Sky’s the Limit for These Ambitious Youth
By Eric Steckel
October 20, 2021
Internship with Bessie Coleman Aviation Allstars Opens a World of Aviation Careers
Margena Wade-Green, CareerBridge Program Director, has a keen eye and unbridled enthusiasm for untapped opportunities. It materialized this past summer as a unique aviation internship in which nine of our CareerBridge Academy students participated.
For the past five years, CareerBridge has partnered with Oakland International Airport in the Oakland Aviation Day (OAD), sponsored by the FAA. The field day at the airport is designed to open the world of aviation careers to students. While preparing for this year’s event, Margena met Gigi Coleman Brooms, the great-grandniece of aviation pioneer Bessie Coleman, and the CEO and founder of the Bessie Coleman Aviation Allstars. Ms. Coleman was in Oakland performing her re-enactment of Bessie Coleman and raising awareness of the foundation’s aviation scholarship program. Before long, the two enthusiastic women agreed to partner on a summer aviation internship.
“I decided blacks should not have to experience the difficulties I had faced, so I decided to open a flying school and teach other black women to fly.” — Bessie Coleman, aviation pioneer
They developed a hands-on program that allowed students to explore the many career opportunities within the aviation field while also preparing them to receive an FAA license to fly drone aircraft. Destiny Lucious, a junior in high school who is currently homeschooled, participated in the internship. Although she has ambitions to become an attorney, Destiny was eager to enroll in the aviation internship program.
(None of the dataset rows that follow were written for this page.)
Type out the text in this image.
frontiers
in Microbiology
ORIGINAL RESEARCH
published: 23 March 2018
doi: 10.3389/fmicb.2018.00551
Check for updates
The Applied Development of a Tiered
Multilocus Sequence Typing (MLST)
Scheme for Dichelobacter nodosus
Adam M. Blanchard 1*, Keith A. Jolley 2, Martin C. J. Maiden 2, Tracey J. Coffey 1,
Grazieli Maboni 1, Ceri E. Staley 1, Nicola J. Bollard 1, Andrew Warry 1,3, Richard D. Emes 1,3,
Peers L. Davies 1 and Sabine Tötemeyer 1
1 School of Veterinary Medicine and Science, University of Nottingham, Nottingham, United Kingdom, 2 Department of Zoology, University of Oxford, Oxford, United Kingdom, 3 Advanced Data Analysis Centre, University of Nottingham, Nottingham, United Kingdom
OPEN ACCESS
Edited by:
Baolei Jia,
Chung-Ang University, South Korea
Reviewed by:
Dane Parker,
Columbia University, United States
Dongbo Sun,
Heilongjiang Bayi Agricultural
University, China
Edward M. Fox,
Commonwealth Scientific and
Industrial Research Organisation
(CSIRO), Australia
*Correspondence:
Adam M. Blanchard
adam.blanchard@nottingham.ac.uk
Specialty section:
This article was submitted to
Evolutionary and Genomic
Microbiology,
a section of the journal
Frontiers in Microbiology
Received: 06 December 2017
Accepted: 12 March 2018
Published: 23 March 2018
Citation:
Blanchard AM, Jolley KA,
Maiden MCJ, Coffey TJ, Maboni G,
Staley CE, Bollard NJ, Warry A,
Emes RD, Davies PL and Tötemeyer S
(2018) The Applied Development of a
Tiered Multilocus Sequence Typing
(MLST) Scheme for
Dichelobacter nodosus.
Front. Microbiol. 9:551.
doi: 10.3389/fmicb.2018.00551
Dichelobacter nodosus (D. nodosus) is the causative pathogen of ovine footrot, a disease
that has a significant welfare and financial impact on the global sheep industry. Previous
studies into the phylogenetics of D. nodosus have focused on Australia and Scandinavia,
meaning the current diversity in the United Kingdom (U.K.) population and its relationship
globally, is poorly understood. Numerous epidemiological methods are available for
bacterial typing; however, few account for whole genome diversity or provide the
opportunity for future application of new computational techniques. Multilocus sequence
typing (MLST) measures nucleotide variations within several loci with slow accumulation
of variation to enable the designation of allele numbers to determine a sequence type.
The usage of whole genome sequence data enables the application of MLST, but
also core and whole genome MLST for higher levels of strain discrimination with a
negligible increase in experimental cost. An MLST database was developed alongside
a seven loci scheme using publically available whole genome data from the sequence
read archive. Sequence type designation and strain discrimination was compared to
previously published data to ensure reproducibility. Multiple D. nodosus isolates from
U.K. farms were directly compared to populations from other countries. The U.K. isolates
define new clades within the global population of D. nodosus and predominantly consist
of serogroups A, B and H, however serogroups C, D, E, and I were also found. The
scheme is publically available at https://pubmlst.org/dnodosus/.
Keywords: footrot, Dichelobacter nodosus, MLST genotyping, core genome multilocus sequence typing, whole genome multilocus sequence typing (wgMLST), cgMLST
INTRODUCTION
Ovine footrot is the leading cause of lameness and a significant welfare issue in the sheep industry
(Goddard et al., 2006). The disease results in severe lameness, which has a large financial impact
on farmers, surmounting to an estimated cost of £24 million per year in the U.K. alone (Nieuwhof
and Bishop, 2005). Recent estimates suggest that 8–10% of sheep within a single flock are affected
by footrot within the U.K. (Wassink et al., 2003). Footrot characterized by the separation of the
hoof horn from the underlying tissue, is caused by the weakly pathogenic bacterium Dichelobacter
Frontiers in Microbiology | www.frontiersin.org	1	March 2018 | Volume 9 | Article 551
“It was interesting to see all of the opportunities in aviation,” Destiny said. “Since I already plan to go to law school, law was one of the areas that was of interest to me. I was actually surprised by how many legal jobs there were in aviation.” Destiny is especially interested in the attorneys who investigate accidents and thinks she may want to explore that as an option.
This year we celebrate the 100th anniversary of Bessie Coleman becoming the first Black woman in America to receive a pilot license. Having overcome race and gender discrimination in the early years of aviation, Bessie Coleman has been an inspiration to aspiring pilots. “I refused to take no for an answer,” she boldly declared a century ago.
Ms. Coleman and Ms. Wade-Green are all about opportunities and would love to see ambitious young ladies like Destiny pursue a career in aviation. “Great-aunt Bessie had wanted to start an aviation school, and this was a way to continue that dream,” Ms. Coleman said. “I love working with students to pursue scholarships and careers in aviation, or to receive their drone license so they can start a business in the industry, or anything they want to pursue in life.”